GAFAは人材獲得の面では、優れていると思っています。報酬ひとつとっても強い。シリコンバレーと日本では生活水準が違いますから、単純な給与の比較はできませんが、株式報酬をうまく使うような仕組みは、日本の企業が見習えるところではないかと思っています。

そして、GAFAには優秀な方が集まっています。基本的に「人」なんですよね。人がなにを生み出し、なにを売るか。採用活動を通してつくづく感じていますが、もはや「2人いれば2倍になる」という単純な世界ではなくなっています。2人で5倍、5人で50倍ということも可能な環境を社内に整えて、採用競争力を上げていく必要があるでしょう。

――GAFAは人材戦略の特徴として、日本企業にはあまり見られない多様な人材を獲得していると言われます。

そうですね。メルカリでは、「mercari R4D」という研究開発組織を立ち上げて、量子コンピューティングなど、いますぐアプリに実装するわけではないけれども、将来的に必要になる技術を開発するために研究者を採用しています。

GAFAは秘密裏に開発を進めていることが多くあると言われていますが、mercari R4Dは、筑波大学の落合研究室、東京大学の川原研究室などとパートナーシップを組んで、オープンな共同開発をいくつか同時並行で進めています。
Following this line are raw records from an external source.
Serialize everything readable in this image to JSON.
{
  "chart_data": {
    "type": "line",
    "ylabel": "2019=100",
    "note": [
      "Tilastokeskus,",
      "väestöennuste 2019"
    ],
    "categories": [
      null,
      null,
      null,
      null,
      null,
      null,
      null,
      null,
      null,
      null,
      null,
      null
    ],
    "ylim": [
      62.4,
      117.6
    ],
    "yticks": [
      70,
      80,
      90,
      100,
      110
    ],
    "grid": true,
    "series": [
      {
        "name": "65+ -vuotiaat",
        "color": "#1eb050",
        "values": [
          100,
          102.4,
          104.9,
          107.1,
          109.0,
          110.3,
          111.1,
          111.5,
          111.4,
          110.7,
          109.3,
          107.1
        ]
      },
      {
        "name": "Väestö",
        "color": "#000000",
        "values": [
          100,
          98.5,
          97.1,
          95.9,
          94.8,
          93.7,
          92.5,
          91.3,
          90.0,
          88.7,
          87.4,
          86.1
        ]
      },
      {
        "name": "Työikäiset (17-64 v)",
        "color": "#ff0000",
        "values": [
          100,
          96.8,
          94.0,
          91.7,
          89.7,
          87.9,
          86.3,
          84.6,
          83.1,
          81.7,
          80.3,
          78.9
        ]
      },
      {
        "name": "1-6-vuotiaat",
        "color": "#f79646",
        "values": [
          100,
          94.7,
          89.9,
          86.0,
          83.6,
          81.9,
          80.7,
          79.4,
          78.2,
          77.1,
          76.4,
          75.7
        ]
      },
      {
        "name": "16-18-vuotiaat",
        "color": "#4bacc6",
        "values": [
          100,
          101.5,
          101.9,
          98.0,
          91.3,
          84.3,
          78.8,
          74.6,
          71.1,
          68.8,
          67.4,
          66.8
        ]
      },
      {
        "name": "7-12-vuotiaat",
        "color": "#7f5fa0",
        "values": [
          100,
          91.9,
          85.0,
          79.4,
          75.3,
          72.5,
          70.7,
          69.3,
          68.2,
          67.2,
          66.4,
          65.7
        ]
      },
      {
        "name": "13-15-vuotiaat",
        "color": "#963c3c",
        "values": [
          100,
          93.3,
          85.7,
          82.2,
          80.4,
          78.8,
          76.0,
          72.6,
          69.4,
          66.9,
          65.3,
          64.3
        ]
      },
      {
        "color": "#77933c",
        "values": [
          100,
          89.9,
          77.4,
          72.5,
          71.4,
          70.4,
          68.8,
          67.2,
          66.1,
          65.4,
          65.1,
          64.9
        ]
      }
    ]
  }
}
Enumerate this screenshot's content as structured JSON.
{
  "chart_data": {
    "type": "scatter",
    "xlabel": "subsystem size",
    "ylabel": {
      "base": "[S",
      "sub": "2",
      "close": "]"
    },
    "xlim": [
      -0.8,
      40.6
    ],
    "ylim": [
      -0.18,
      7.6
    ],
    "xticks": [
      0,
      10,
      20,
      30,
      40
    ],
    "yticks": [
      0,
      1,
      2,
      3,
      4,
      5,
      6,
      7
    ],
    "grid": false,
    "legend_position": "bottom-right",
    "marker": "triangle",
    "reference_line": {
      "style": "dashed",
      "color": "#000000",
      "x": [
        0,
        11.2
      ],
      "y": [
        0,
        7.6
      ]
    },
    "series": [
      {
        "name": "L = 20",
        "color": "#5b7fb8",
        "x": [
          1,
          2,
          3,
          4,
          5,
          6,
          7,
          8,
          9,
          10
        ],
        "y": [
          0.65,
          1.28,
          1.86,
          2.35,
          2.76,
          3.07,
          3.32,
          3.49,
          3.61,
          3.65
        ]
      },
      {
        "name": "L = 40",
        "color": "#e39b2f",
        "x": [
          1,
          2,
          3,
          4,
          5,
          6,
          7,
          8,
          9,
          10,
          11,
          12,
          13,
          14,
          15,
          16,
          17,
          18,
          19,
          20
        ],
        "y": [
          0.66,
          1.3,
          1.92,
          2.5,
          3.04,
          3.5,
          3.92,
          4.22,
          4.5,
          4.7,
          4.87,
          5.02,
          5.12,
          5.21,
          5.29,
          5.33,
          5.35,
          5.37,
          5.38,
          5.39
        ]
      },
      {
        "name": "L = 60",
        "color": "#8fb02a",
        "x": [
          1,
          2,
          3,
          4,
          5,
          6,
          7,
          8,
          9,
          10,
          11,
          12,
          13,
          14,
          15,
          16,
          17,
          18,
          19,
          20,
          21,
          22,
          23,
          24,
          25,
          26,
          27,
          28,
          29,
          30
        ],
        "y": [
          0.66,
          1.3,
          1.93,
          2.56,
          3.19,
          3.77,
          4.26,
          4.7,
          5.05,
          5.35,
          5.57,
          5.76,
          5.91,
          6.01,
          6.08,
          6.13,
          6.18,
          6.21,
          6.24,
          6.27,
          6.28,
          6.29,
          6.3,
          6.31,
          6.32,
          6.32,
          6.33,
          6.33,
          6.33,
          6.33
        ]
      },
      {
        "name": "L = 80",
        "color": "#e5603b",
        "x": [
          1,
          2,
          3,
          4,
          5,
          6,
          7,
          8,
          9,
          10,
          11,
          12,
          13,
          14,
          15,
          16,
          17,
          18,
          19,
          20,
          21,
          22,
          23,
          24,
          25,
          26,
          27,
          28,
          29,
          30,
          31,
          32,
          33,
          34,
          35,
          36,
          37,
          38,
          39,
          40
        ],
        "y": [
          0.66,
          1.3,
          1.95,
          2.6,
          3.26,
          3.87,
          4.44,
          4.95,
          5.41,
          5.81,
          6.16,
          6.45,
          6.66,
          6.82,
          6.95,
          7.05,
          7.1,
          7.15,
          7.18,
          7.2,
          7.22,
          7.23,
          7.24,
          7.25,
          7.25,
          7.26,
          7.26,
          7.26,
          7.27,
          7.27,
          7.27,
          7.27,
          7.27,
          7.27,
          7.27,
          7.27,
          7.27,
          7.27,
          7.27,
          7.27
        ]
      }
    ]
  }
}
メルカリも、かつては「人事」「広報」など一般的にわかりやすい採用枠が多かったのですが、企業体力がついてきたこともあり、この半年ほどで、コピーライター、ビデオグラファー、日本語教師など多様な人材を採用するようになりました。霞が関の政策対応、という人材もいます。メルカリには「新たな価値を生みだす世界的なマーケットプレイスを創る」というミッションがありますが、みなさんそこに共感してくれている仲間です。